Using magnetic fields to probe the core-fragmentation model of binary formation

2022 Fiscal Year Final Research Report

• Project/Area Number: 18K13586
• Research Category: Grant-in-Aid for Early-Career Scientists
• Allocation Type: Multi-year Fund
• Review Section: Basic Section 16010:Astronomy-related
• Research Institution: National Astronomical Observatory of Japan
• Principal Investigator: HULL CHARLES 国立天文台, アルマプロジェクト, 特別客員研究員 (70814755)
• Project Period (FY): 2018-04-01 – 2023-03-31
• Keywords: Star formation / Radio astronomy / Binary stars / Protostars / Polarization / Magnetic fields / Dust

Outline of Final Research Achievements

The results of this study were published in Hull et al. 2020a (ApJ, 892, 152).
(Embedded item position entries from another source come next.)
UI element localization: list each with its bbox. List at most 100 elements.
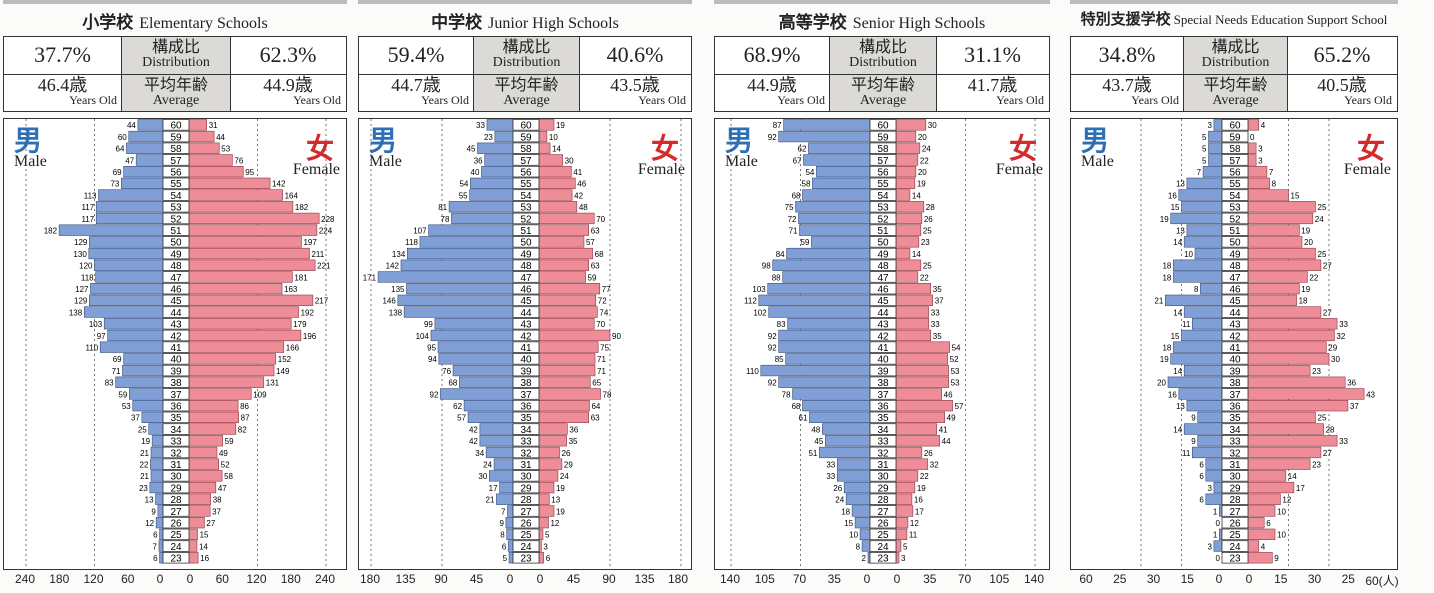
female-value-label: 131 (266, 379, 280, 388)
panel-top-rule (1070, 0, 1398, 4)
female-years-old: Years Old (293, 93, 341, 107)
male-bar (128, 130, 164, 143)
age-box (869, 493, 897, 505)
male-value-label: 23 (484, 133, 493, 142)
x-tick-label: 70 (957, 572, 972, 586)
age-box (162, 224, 190, 236)
age-box (162, 329, 190, 342)
age-box (869, 259, 897, 271)
female-bar (188, 481, 217, 494)
age-box (1221, 411, 1249, 424)
female-bar (188, 540, 198, 552)
age-label: 37 (520, 390, 532, 401)
age-box (1221, 470, 1249, 482)
age-label: 28 (1229, 495, 1241, 506)
age-label: 25 (170, 530, 182, 541)
female-bar (188, 399, 239, 412)
male-value-label: 97 (97, 332, 106, 341)
male-bar (159, 552, 164, 564)
pyramid-panel: 特別支援学校 Special Needs Education Support Sc… (1070, 0, 1399, 593)
male-bar (1186, 224, 1223, 236)
age-box (512, 399, 540, 412)
age-box (162, 470, 190, 482)
male-bar (434, 318, 514, 330)
female-value-label: 49 (947, 414, 956, 423)
female-value-label: 27 (1323, 262, 1332, 271)
male-bar (812, 177, 871, 189)
male-value-label: 134 (392, 250, 406, 259)
age-label: 23 (170, 554, 182, 565)
stats-divider (715, 74, 1049, 75)
age-label: 60 (520, 121, 532, 132)
female-value-label: 14 (199, 542, 208, 551)
female-bar (895, 165, 917, 178)
age-box (162, 423, 190, 435)
age-label: 37 (1229, 390, 1241, 401)
age-label: 35 (1229, 413, 1241, 424)
age-label: 28 (170, 495, 182, 506)
age-label: 50 (1229, 238, 1241, 249)
age-box (512, 294, 540, 307)
age-box (162, 411, 190, 424)
male-value-label: 117 (81, 203, 94, 212)
average-label: 平均年齢 Average (121, 75, 231, 111)
male-bar (778, 376, 871, 388)
female-bar (895, 154, 919, 166)
x-tick-label: 15 (1274, 572, 1288, 586)
female-bar (895, 329, 932, 342)
male-bar (103, 318, 164, 330)
age-label: 38 (877, 378, 889, 389)
male-label-ja: 男 (369, 124, 398, 157)
male-bar (1186, 399, 1223, 412)
age-box (512, 177, 540, 190)
female-value-label: 82 (238, 425, 247, 434)
male-value-label: 11 (1182, 449, 1191, 458)
age-box (512, 201, 540, 213)
male-bar (1165, 294, 1223, 306)
age-label: 48 (877, 261, 889, 272)
male-bar (792, 388, 871, 400)
age-box (1221, 540, 1249, 552)
female-bar (1247, 189, 1289, 201)
age-label: 29 (877, 483, 889, 494)
male-value-label: 129 (74, 238, 88, 247)
female-bar (538, 306, 598, 318)
age-label: 24 (520, 542, 532, 553)
male-value-label: 44 (127, 121, 136, 130)
female-value-label: 86 (240, 402, 249, 411)
male-value-label: 182 (44, 227, 58, 236)
female-bar (895, 540, 902, 552)
age-label: 44 (877, 308, 889, 319)
female-value-label: 46 (944, 390, 953, 399)
male-value-label: 15 (1171, 203, 1180, 212)
male-age-value: 44.7歳 (391, 75, 441, 95)
stats-table: 68.9% 31.1% 構成比 Distribution 平均年齢 Average 44.9… (714, 36, 1050, 112)
male-bar (859, 528, 871, 540)
female-value-label: 95 (245, 168, 254, 177)
age-box (512, 271, 540, 283)
female-value-label: 14 (552, 145, 561, 154)
average-en: Average (503, 93, 550, 108)
female-bar (1247, 236, 1303, 248)
panel-title-ja: 小学校 (82, 13, 134, 33)
age-label: 56 (877, 168, 889, 179)
female-bar (538, 423, 568, 435)
age-label: 31 (170, 460, 182, 471)
age-box (869, 516, 897, 529)
female-value-label: 22 (920, 273, 929, 282)
female-bar (895, 516, 909, 529)
age-box (1221, 528, 1249, 541)
age-box (162, 154, 190, 166)
age-box (512, 516, 540, 529)
male-value-label: 9 (1191, 414, 1196, 423)
male-value-label: 83 (777, 320, 786, 329)
male-bar (822, 423, 871, 435)
age-label: 33 (520, 437, 532, 448)
female-bar (188, 458, 219, 470)
female-value-label: 33 (1339, 320, 1348, 329)
male-value-label: 103 (752, 285, 766, 294)
age-label: 44 (1229, 308, 1241, 319)
male-bar (467, 411, 514, 423)
male-value-label: 18 (1162, 344, 1171, 353)
male-value-label: 10 (1184, 250, 1193, 259)
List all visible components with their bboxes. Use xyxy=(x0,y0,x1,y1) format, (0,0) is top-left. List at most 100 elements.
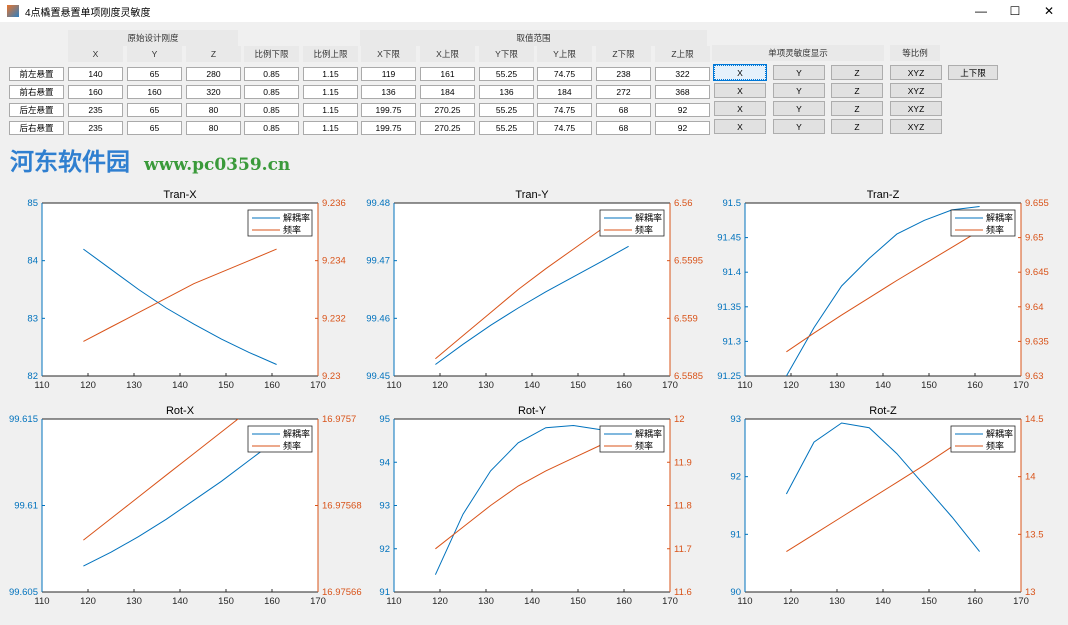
column-header: Y xyxy=(127,46,182,62)
column-header: Z xyxy=(186,46,241,62)
sensitivity-z-button[interactable]: Z xyxy=(831,65,883,80)
value-field[interactable]: 160 xyxy=(127,85,182,99)
y2-tick-label: 14.5 xyxy=(1025,414,1044,425)
sensitivity-x-button[interactable]: X xyxy=(713,64,767,81)
sensitivity-z-button[interactable]: Z xyxy=(831,119,883,134)
x-tick-label: 150 xyxy=(570,596,586,607)
group-single-sensitivity: 单项灵敏度显示 xyxy=(712,45,884,61)
y-tick-label: 99.47 xyxy=(366,256,390,267)
value-field[interactable]: 1.15 xyxy=(303,85,358,99)
column-header: Z上限 xyxy=(655,46,710,62)
x-tick-label: 140 xyxy=(875,596,891,607)
value-field[interactable]: 368 xyxy=(655,85,710,99)
close-button[interactable]: ✕ xyxy=(1043,4,1055,18)
value-field[interactable]: 68 xyxy=(596,103,651,117)
sensitivity-y-button[interactable]: Y xyxy=(773,101,825,116)
legend-label: 解耦率 xyxy=(635,212,662,223)
value-field[interactable]: 0.85 xyxy=(244,85,299,99)
y2-tick-label: 6.5595 xyxy=(674,256,703,267)
x-tick-label: 120 xyxy=(80,596,96,607)
sensitivity-xyz-button[interactable]: XYZ xyxy=(890,119,942,134)
x-tick-label: 160 xyxy=(967,596,983,607)
y2-tick-label: 9.232 xyxy=(322,313,346,324)
y-tick-label: 85 xyxy=(27,198,38,209)
value-field[interactable]: 65 xyxy=(127,121,182,135)
maximize-button[interactable]: ☐ xyxy=(1009,4,1021,18)
value-field[interactable]: 199.75 xyxy=(361,103,416,117)
sensitivity-xyz-button[interactable]: XYZ xyxy=(890,65,942,80)
x-tick-label: 140 xyxy=(524,380,540,391)
value-field[interactable]: 119 xyxy=(361,67,416,81)
sensitivity-z-button[interactable]: Z xyxy=(831,101,883,116)
value-field[interactable]: 270.25 xyxy=(420,121,475,135)
sensitivity-y-button[interactable]: Y xyxy=(773,65,825,80)
value-field[interactable]: 160 xyxy=(68,85,123,99)
value-field[interactable]: 80 xyxy=(186,103,241,117)
value-field[interactable]: 235 xyxy=(68,103,123,117)
value-field[interactable]: 65 xyxy=(127,67,182,81)
legend xyxy=(950,425,1016,453)
value-field[interactable]: 235 xyxy=(68,121,123,135)
value-field[interactable]: 55.25 xyxy=(479,67,534,81)
value-field[interactable]: 136 xyxy=(479,85,534,99)
x-tick-label: 170 xyxy=(1013,380,1029,391)
value-field[interactable]: 0.85 xyxy=(244,103,299,117)
value-field[interactable]: 0.85 xyxy=(244,67,299,81)
value-field[interactable]: 80 xyxy=(186,121,241,135)
legend-label: 频率 xyxy=(986,224,1004,235)
sensitivity-z-button[interactable]: Z xyxy=(831,83,883,98)
x-tick-label: 150 xyxy=(218,596,234,607)
y-tick-label: 92 xyxy=(379,544,390,555)
value-field[interactable]: 140 xyxy=(68,67,123,81)
value-field[interactable]: 184 xyxy=(420,85,475,99)
sensitivity-xyz-button[interactable]: XYZ xyxy=(890,83,942,98)
column-header: Y下限 xyxy=(479,46,534,62)
value-field[interactable]: 0.85 xyxy=(244,121,299,135)
sensitivity-x-button[interactable]: X xyxy=(714,119,766,134)
value-field[interactable]: 1.15 xyxy=(303,67,358,81)
value-field[interactable]: 92 xyxy=(655,103,710,117)
value-field[interactable]: 320 xyxy=(186,85,241,99)
limits-button[interactable]: 上下限 xyxy=(948,65,998,80)
decoupling-rate-line xyxy=(434,424,629,575)
x-tick-label: 110 xyxy=(34,380,49,391)
value-field[interactable]: 199.75 xyxy=(361,121,416,135)
legend-label: 解耦率 xyxy=(986,212,1013,223)
y-tick-label: 91.45 xyxy=(717,233,741,244)
value-field[interactable]: 322 xyxy=(655,67,710,81)
value-field[interactable]: 1.15 xyxy=(303,121,358,135)
x-tick-label: 160 xyxy=(616,380,632,391)
title-bar: 4点橇置悬置单项刚度灵敏度 — ☐ ✕ xyxy=(0,0,1068,22)
value-field[interactable]: 238 xyxy=(596,67,651,81)
value-field[interactable]: 68 xyxy=(596,121,651,135)
value-field[interactable]: 55.25 xyxy=(479,121,534,135)
y-tick-label: 91.25 xyxy=(717,371,741,382)
sensitivity-xyz-button[interactable]: XYZ xyxy=(890,101,942,116)
sensitivity-x-button[interactable]: X xyxy=(714,101,766,116)
y-tick-label: 82 xyxy=(27,371,38,382)
minimize-button[interactable]: — xyxy=(975,4,987,18)
value-field[interactable]: 270.25 xyxy=(420,103,475,117)
value-field[interactable]: 92 xyxy=(655,121,710,135)
value-field[interactable]: 184 xyxy=(537,85,592,99)
y-tick-label: 92 xyxy=(730,472,741,483)
value-field[interactable]: 136 xyxy=(361,85,416,99)
sensitivity-y-button[interactable]: Y xyxy=(773,119,825,134)
value-field[interactable]: 55.25 xyxy=(479,103,534,117)
value-field[interactable]: 1.15 xyxy=(303,103,358,117)
sensitivity-x-button[interactable]: X xyxy=(714,83,766,98)
x-tick-label: 150 xyxy=(921,380,937,391)
value-field[interactable]: 74.75 xyxy=(537,103,592,117)
value-field[interactable]: 280 xyxy=(186,67,241,81)
frequency-line xyxy=(435,214,629,360)
y2-tick-label: 9.65 xyxy=(1025,233,1044,244)
x-tick-label: 140 xyxy=(172,596,188,607)
chart-title: Rot-Z xyxy=(869,405,897,417)
sensitivity-y-button[interactable]: Y xyxy=(773,83,825,98)
y2-tick-label: 9.655 xyxy=(1025,198,1049,209)
value-field[interactable]: 74.75 xyxy=(537,67,592,81)
value-field[interactable]: 65 xyxy=(127,103,182,117)
value-field[interactable]: 161 xyxy=(420,67,475,81)
value-field[interactable]: 272 xyxy=(596,85,651,99)
value-field[interactable]: 74.75 xyxy=(537,121,592,135)
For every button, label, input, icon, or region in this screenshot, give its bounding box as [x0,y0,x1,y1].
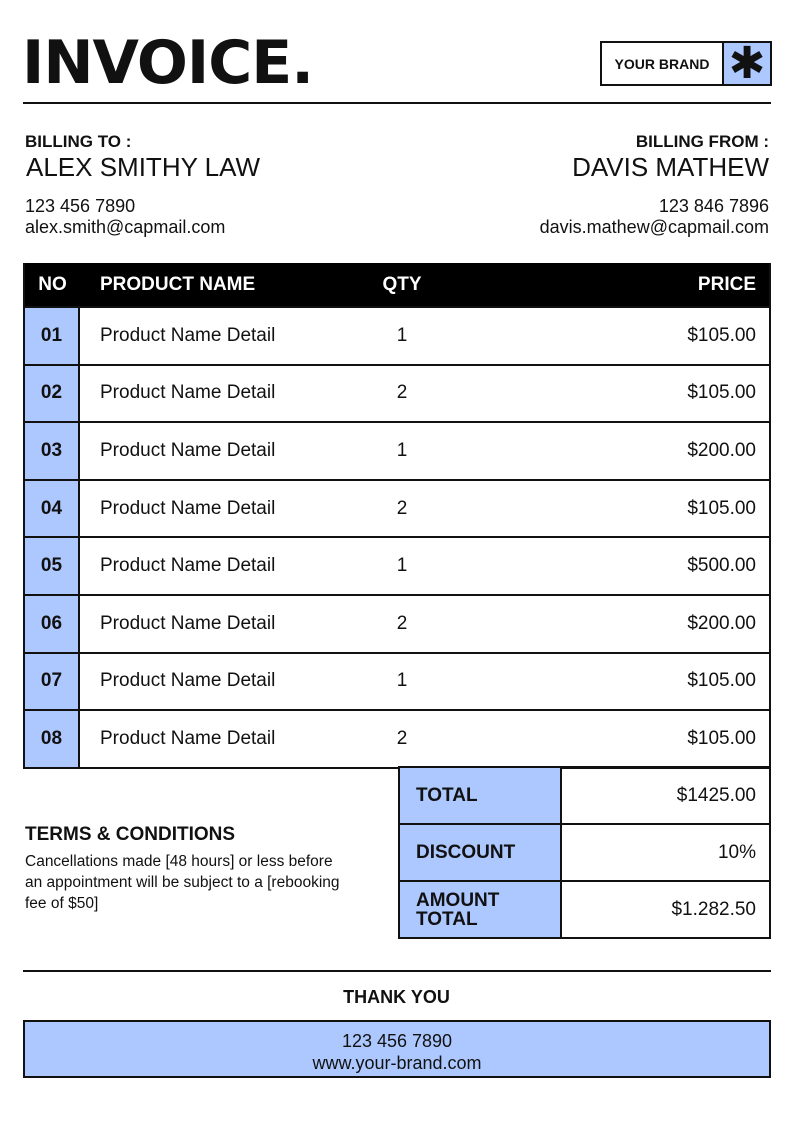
table-row: 04 Product Name Detail 2 $105.00 [25,478,769,537]
row-product-name: Product Name Detail [100,555,276,577]
row-product-name: Product Name Detail [100,612,276,634]
row-qty: 2 [396,612,408,634]
discount-value: 10% [717,841,756,863]
discount-row: DISCOUNT 10% [400,823,769,880]
terms: TERMS & CONDITIONS Cancellations made [4… [25,824,345,914]
row-no: 04 [25,480,80,537]
row-price: $200.00 [687,612,756,634]
billing-to-name: ALEX SMITHY LAW [26,152,261,182]
footer-website[interactable]: www.your-brand.com [312,1053,482,1073]
table-row: 08 Product Name Detail 2 $105.00 [25,709,769,767]
billing-to-label: BILLING TO : [25,132,132,151]
total-row: TOTAL $1425.00 [400,766,769,823]
amount-total-label: AMOUNT TOTAL [400,882,562,937]
footer-contact: 123 456 7890 www.your-brand.com [23,1020,771,1078]
table-row: 01 Product Name Detail 1 $105.00 [25,306,769,364]
billing-from-email: davis.mathew@capmail.com [539,217,769,237]
footer-divider [23,970,771,972]
row-qty: 1 [396,555,408,577]
table-row: 06 Product Name Detail 2 $200.00 [25,593,769,652]
table-row: 05 Product Name Detail 1 $500.00 [25,536,769,594]
row-product-name: Product Name Detail [100,670,276,692]
row-price: $500.00 [687,555,756,577]
table-row: 02 Product Name Detail 2 $105.00 [25,363,769,422]
discount-label: DISCOUNT [400,825,562,880]
total-value: $1425.00 [676,784,756,806]
invoice-title: INVOICE. [22,28,314,98]
row-qty: 2 [396,382,408,404]
row-qty: 2 [396,497,408,519]
row-price: $105.00 [687,670,756,692]
totals-table: TOTAL $1425.00 DISCOUNT 10% AMOUNT TOTAL $1… [398,766,771,939]
header-product-name: PRODUCT NAME [100,273,256,295]
row-qty: 1 [396,324,408,346]
products-table: NO PRODUCT NAME QTY PRICE 01 Product Name… [23,263,771,769]
row-no: 01 [25,308,80,364]
header-divider [23,102,771,104]
table-header: NO PRODUCT NAME QTY PRICE [25,263,769,306]
header-price: PRICE [697,273,756,295]
row-no: 05 [25,538,80,594]
row-product-name: Product Name Detail [100,382,276,404]
billing-to-email: alex.smith@capmail.com [25,217,226,237]
header-qty: QTY [382,273,422,295]
row-qty: 1 [396,439,408,461]
header-no: NO [38,273,67,295]
billing-from-phone: 123 846 7896 [658,196,769,216]
row-qty: 2 [396,727,408,749]
row-product-name: Product Name Detail [100,439,276,461]
terms-text: Cancellations made [48 hours] or less be… [25,853,340,912]
table-row: 03 Product Name Detail 1 $200.00 [25,421,769,479]
row-no: 08 [25,711,80,767]
brand-logo: YOUR BRAND ✱ [600,41,772,86]
brand-name: YOUR BRAND [614,55,710,72]
row-product-name: Product Name Detail [100,324,276,346]
row-no: 02 [25,365,80,422]
thank-you: THANK YOU [343,987,450,1007]
row-no: 03 [25,423,80,479]
row-price: $105.00 [687,382,756,404]
row-qty: 1 [396,670,408,692]
billing-from-name: DAVIS MATHEW [572,152,769,182]
row-price: $105.00 [687,324,756,346]
billing-to: BILLING TO : ALEX SMITHY LAW 123 456 789… [25,132,260,238]
amount-total-value: $1.282.50 [671,898,756,920]
row-no: 06 [25,595,80,652]
footer-phone: 123 456 7890 [341,1031,453,1051]
row-price: $105.00 [687,497,756,519]
asterisk-icon: ✱ [722,41,770,85]
amount-total-row: AMOUNT TOTAL $1.282.50 [400,880,769,937]
billing-from: BILLING FROM : DAVIS MATHEW 123 846 7896… [540,132,769,238]
billing-to-phone: 123 456 7890 [25,196,136,216]
terms-title: TERMS & CONDITIONS [25,824,236,845]
row-price: $105.00 [687,727,756,749]
billing-from-label: BILLING FROM : [635,132,769,151]
row-price: $200.00 [687,439,756,461]
total-label: TOTAL [400,768,562,823]
table-row: 07 Product Name Detail 1 $105.00 [25,651,769,710]
row-no: 07 [25,653,80,710]
row-product-name: Product Name Detail [100,497,276,519]
row-product-name: Product Name Detail [100,727,276,749]
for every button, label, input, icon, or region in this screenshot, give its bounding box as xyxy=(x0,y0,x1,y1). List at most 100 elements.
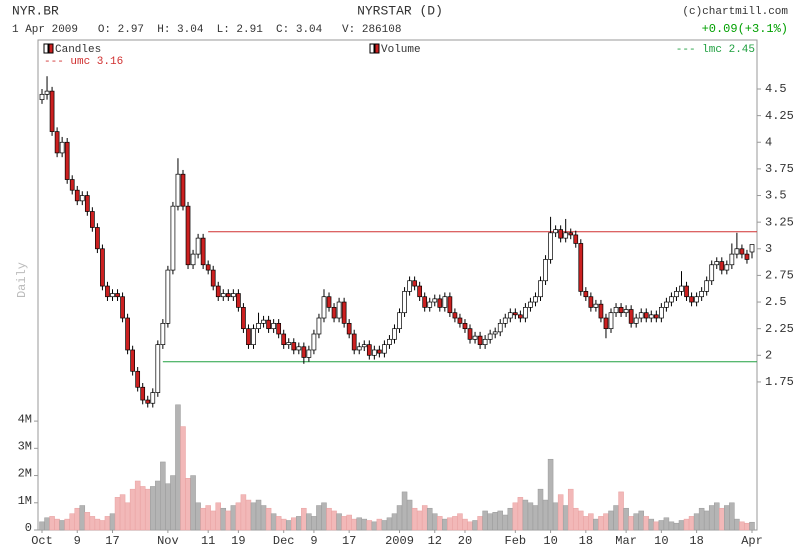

In that work, we presented 1.3 mm ALMA observations of polarized dust emission toward the wide-binary protostellar system BHR 71 IRS1 and IRS2. IRS1 features what appears to be a natal, hourglass-shaped magnetic field. In contrast, IRS2 exhibits a magnetic field that has been affected by its bipolar outflow. Toward IRS2, the polarization is confined mainly to the outflow cavity walls. Along the northern edge of the redshifted outflow cavity of IRS2, the polarized emission is sandwiched between the outflow and a filament of cold, dense gas traced by N2D+, toward which no dust polarization is detected. This suggests that the origin of the enhanced polarization in IRS2 is the irradiation of the outflow cavity walls, which enables the alignment of dust grains with respect to the magnetic field -- but only to a depth of approximately 300 au, beyond which the dust is cold and unpolarized.

Free Research Field

Astronomy

Academic Significance and Societal Importance of the Research Achievements

Studying the formation of stars gives us a view into where we, as human beings, came from, because by studying how stars form, we are studying the environments in which solar systems like our own form. Studying binary stars is important since half of the stars in the Milky Way are binaries.